Era la ceremonia de la luz. O una de esas ceremonias simbólicas que se realizaban en las convivencias. Después que todo el mundo había aceptado (voluntariamente o no) la luz, se abrió un espacio donde cualquiera podía compartir problemas personales u otra vivencia que considerara importante. Hubo un silencio total. Las velas que cada quien tenía en sus manos y la fogata en la chimenea eran las únicas luces. El salón era bastante amplio y estábamos sentados formando un gran círculo. Uno de los seminaristas empezó a hablar con un tono solemne, y empezó a comentar acerca de su vida y como el Señor había obrado en él. Todos nos mirábamos a las caras, pero nadie se atrevía a hacer un gesto o ni siquiera sonreír. Al parecer, de verdad había algo divino en el salón. El seminarista terminó. Era agradable sentir el calor del fuego y escuchar los chispoteos de las ramas quemándose. Por fin uno de nosotros empezó a hablar.

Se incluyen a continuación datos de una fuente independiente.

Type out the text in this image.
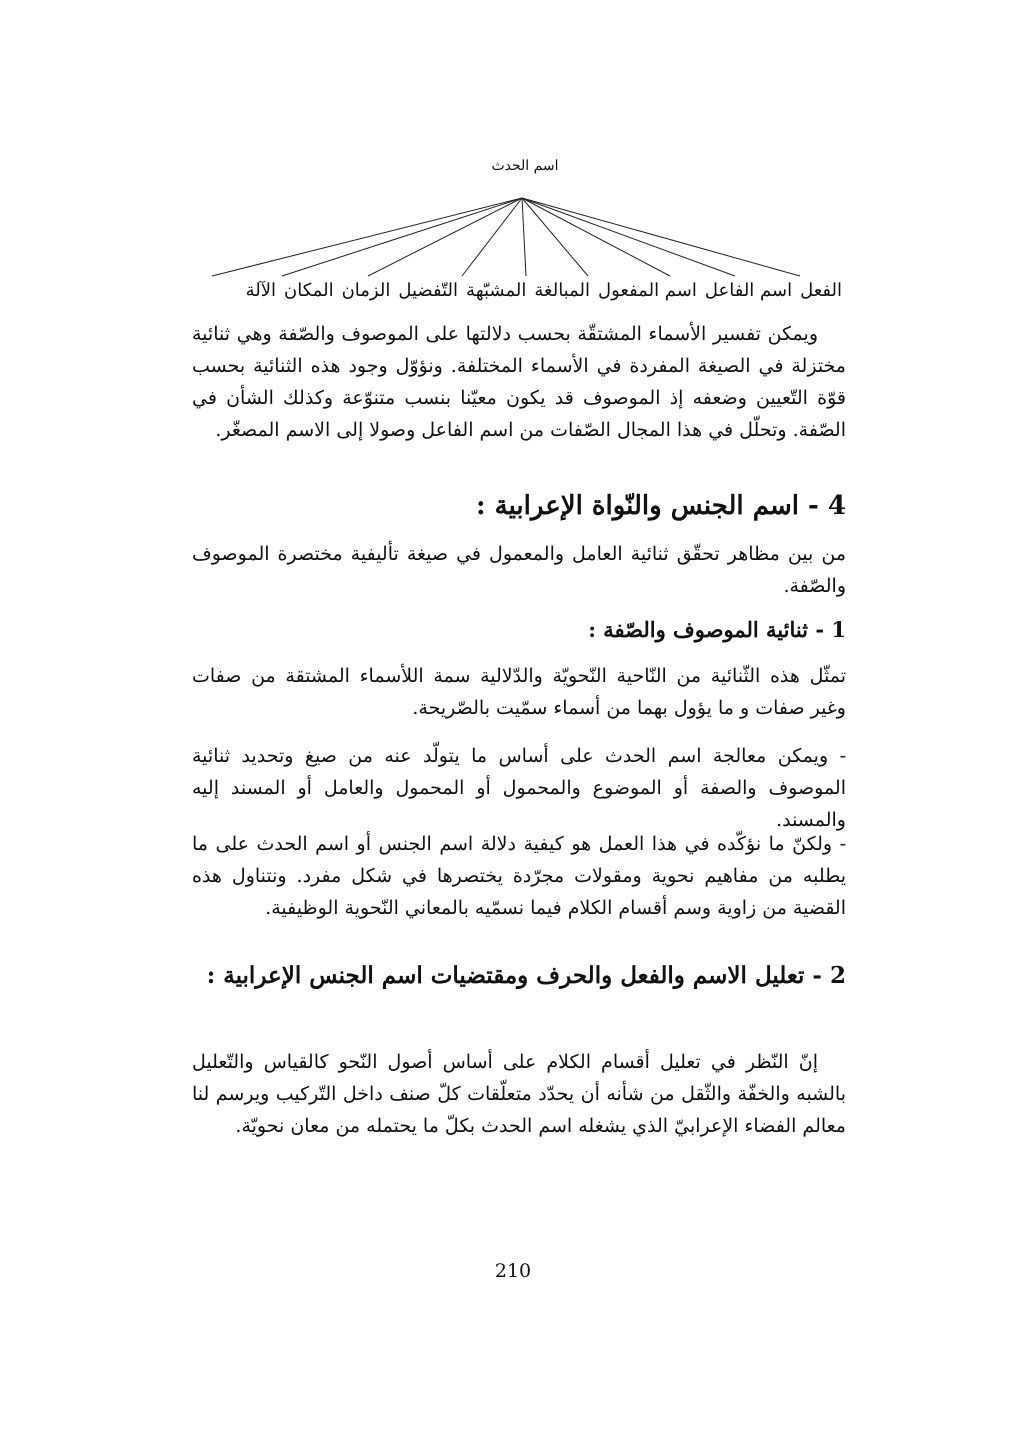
اسم الحدث
الفعل
اسم الفاعل
اسم المفعول
المبالغة
المشبّهة
التّفضيل
الزمان
المكان
الآلة

ويمكن تفسير الأسماء المشتقّة بحسب دلالتها على الموصوف والصّفة وهي ثنائية مختزلة في الصيغة المفردة في الأسماء المختلفة. ونؤوّل وجود هذه الثنائية بحسب قوّة التّعيين وضعفه إذ الموصوف قد يكون معيّنا بنسب متنوّعة وكذلك الشأن في الصّفة. وتحلّل في هذا المجال الصّفات من اسم الفاعل وصولا إلى الاسم المصغّر.

4 - اسم الجنس والنّواة الإعرابية :

من بين مظاهر تحقّق ثنائية العامل والمعمول في صيغة تأليفية مختصرة الموصوف والصّفة.

1 - ثنائية الموصوف والصّفة :

تمثّل هذه الثّنائية من النّاحية النّحويّة والدّلالية سمة اللأسماء المشتقة من صفات وغير صفات و ما يؤول بهما من أسماء سمّيت بالصّريحة.

- ويمكن معالجة اسم الحدث على أساس ما يتولّد عنه من صيغ وتحديد ثنائية الموصوف والصفة أو الموضوع والمحمول أو المحمول والعامل أو المسند إليه والمسند.

- ولكنّ ما نؤكّده في هذا العمل هو كيفية دلالة اسم الجنس أو اسم الحدث على ما يطلبه من مفاهيم نحوية ومقولات مجرّدة يختصرها في شكل مفرد. ونتناول هذه القضية من زاوية وسم أقسام الكلام فيما نسمّيه بالمعاني النّحوية الوظيفية.

2 - تعليل الاسم والفعل والحرف ومقتضيات اسم الجنس الإعرابية :

إنّ النّظر في تعليل أقسام الكلام على أساس أصول النّحو كالقياس والتّعليل بالشبه والخفّة والثّقل من شأنه أن يحدّد متعلّقات كلّ صنف داخل التّركيب ويرسم لنا معالم الفضاء الإعرابيّ الذي يشغله اسم الحدث بكلّ ما يحتمله من معان نحويّة.

210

-"De verdad, hay algo que tengo que decir. A mi no me gusta que me digan Toripollo..."
Todos quedamos a la expectativa, nunca pensamos que lo del sobrenombre fuera tan importante. Mucho menos como para ser traído precisamente en ese momento. Entonces una de las pocas mujeres (demostrando otra vez la valentía del sexo femenino), grito:
-"Toripollo! Toripollo! Toripollo!"
Y el pobre Toripollo hasta el día de hoy, no ha podido escapar de su sobrenombre.